A mon avis, l’aspect qualitatif devrait enfin l’emporter sur le quantitatif. Penchons-nous de nouveau sur quelques axes de progrès.
Le recrutement et la formation des professeurs
Pour que les élèves apprennent bien, il faut qu’ils aient en face d’eux des enseignants qualifiés, motivés, des équipes stables. Comment est-ce possible quand il y moins de candidats à l’oral du concours que de postes à pourvoir ? Comment est-ce possible quand la part de contractuels à l’Éducation Nationale augmente tous les ans ? Comment est-ce possible de rester exigeant sur le recrutement devant la désertion de notre profession ?
Avant d’enlever une semaine de vacances ici ou là, il serait bon de véritablement redonner de l’attractivité à notre métier pour que les nouvelles recrues aient toutes les qualités pour faire réussir leurs élèves : connaissances disciplinaires, qualités de pédagogue, qualités humaines dont la bienveillance et la fermeté dans un contexte où les jeunes ont besoin d’un cadre clair aux contours non mouvants.
Comme le rappelait notre ministre avant la rentrée scolaire 2022-2023 « L’enseignement est un métier d’expérience. Bien sûr que quatre jours ne suffisent pas ». L’objectif d’avoir un enseignant dans chaque classe sans être trop regardant sur le profil est un objectif au rabais et, même si des formations filées suivent le recrutement des contractuels, qu’en est-il des premières semaines de travail avec les élèves, ces séances où tout se joue où l’enseignant, chef d’orchestre de sa classe, donne le LA !
L’organisation interne des établissements
Pour gagner en qualité et pour une approche moins inégalitaire, je voudrais redire que l’autonomie des établissements, très en vogue ces dernières années, m’interroge toujours ?
Les choix quant aux effectifs, quant à l’organisation de la semaine sont tellement différents d’un établissement à un autre qu’assurément cela crée des inégalités quant aux conditions de travail et donc aux chances de réussite.
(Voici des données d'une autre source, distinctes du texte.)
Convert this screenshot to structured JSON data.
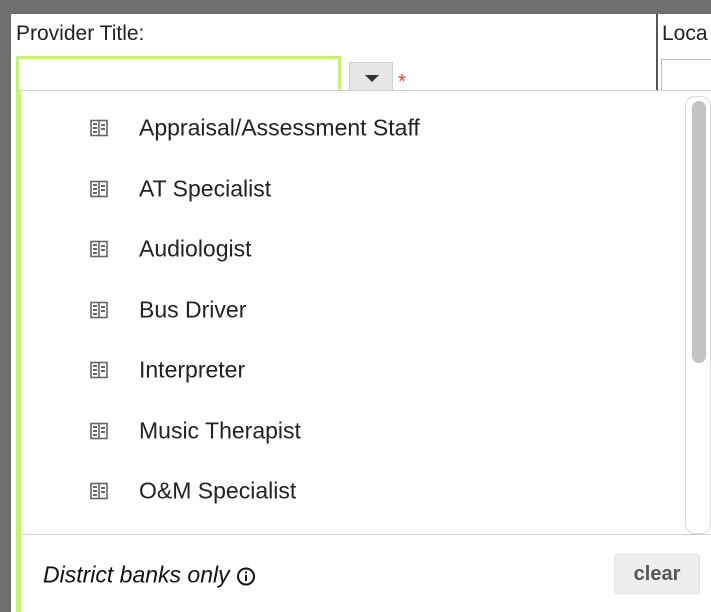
{
  "field": {
    "label": "Provider Title:",
    "value": "",
    "required_marker": "*"
  },
  "location": {
    "label_partial": "Loca"
  },
  "dropdown": {
    "items": [
      {
        "label": "Appraisal/Assessment Staff",
        "icon": "building-icon"
      },
      {
        "label": "AT Specialist",
        "icon": "building-icon"
      },
      {
        "label": "Audiologist",
        "icon": "building-icon"
      },
      {
        "label": "Bus Driver",
        "icon": "building-icon"
      },
      {
        "label": "Interpreter",
        "icon": "building-icon"
      },
      {
        "label": "Music Therapist",
        "icon": "building-icon"
      },
      {
        "label": "O&M Specialist",
        "icon": "building-icon"
      }
    ],
    "footer_text": "District banks only",
    "clear_label": "clear"
  },
  "colors": {
    "focus_border": "#c6f078",
    "required": "#e53935",
    "frame": "#6f6f6f"
  }
}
A titre d’exemple, quand dans un lycée lambda, il y a 24 élèves en classe de 2de alors que dans l’établissement voisin, de la même commune, il y en a 34 est-ce égalitaire ?
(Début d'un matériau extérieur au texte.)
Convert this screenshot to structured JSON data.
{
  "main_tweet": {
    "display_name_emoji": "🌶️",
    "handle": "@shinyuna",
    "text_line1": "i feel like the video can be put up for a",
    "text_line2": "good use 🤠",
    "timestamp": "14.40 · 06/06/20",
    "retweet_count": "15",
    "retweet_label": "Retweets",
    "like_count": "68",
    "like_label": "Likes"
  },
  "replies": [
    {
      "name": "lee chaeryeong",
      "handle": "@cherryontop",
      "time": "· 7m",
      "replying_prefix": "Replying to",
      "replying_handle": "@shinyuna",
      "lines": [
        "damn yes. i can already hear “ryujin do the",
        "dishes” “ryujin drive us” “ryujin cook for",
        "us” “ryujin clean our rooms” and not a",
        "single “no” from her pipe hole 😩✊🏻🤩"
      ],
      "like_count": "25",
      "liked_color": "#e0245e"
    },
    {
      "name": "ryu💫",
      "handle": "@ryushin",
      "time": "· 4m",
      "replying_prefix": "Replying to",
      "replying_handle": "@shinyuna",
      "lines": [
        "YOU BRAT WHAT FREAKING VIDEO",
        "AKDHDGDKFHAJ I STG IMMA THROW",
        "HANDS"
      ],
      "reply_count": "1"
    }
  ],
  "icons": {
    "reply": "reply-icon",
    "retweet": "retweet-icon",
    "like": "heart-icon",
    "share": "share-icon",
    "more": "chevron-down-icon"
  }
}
Les effectifs et la qualité des emplois du temps élèves (mais aussi de leurs enseignants) sont des données essentielles. Aujourd’hui, avec la réforme du lycée et la multiplicité des parcours, nos équipes de direction sont tellement contraintes que cela aboutit souvent à renoncer au qualitatif au profit du purement fonctionnel. La multiplication des barrettes de langues, de spécialités, d’options, les services partagés, les stagiaires qui ont des contraintes de formation, les impératifs de salles, mais aussi de ½ pension et de transport, c’est un peu la quadrature du cercle !
Il est urgent de revenir à moins de complexité pour que, dans une même classe, dès la 1ere, il n’y ait pas 10 emplois du temps élèves différents et une équipe pédagogique constituée d’une trentaine d’enseignants ! Comment effectuer un travail d’équipe de qualité pour accompagner au mieux tous les élèves quand la notion d’équipe pédagogique disparaît ?
L’organisation des examens
Au lycée, la date choisie pour les épreuves de spécialité pose un vrai souci.
Comme j’ai déjà pu le dire, je me suis longtemps interrogée sur l’intérêt de maintenir l’épreuve de spécialité en mars ? J’ai compris que la précocité de cette note s’expliquait par le souhait de gommer, au moins partiellement, les inégalités dans la notation d’un établissement à un autre en incluant cette donnée à Parcoursup mais à quel prix ?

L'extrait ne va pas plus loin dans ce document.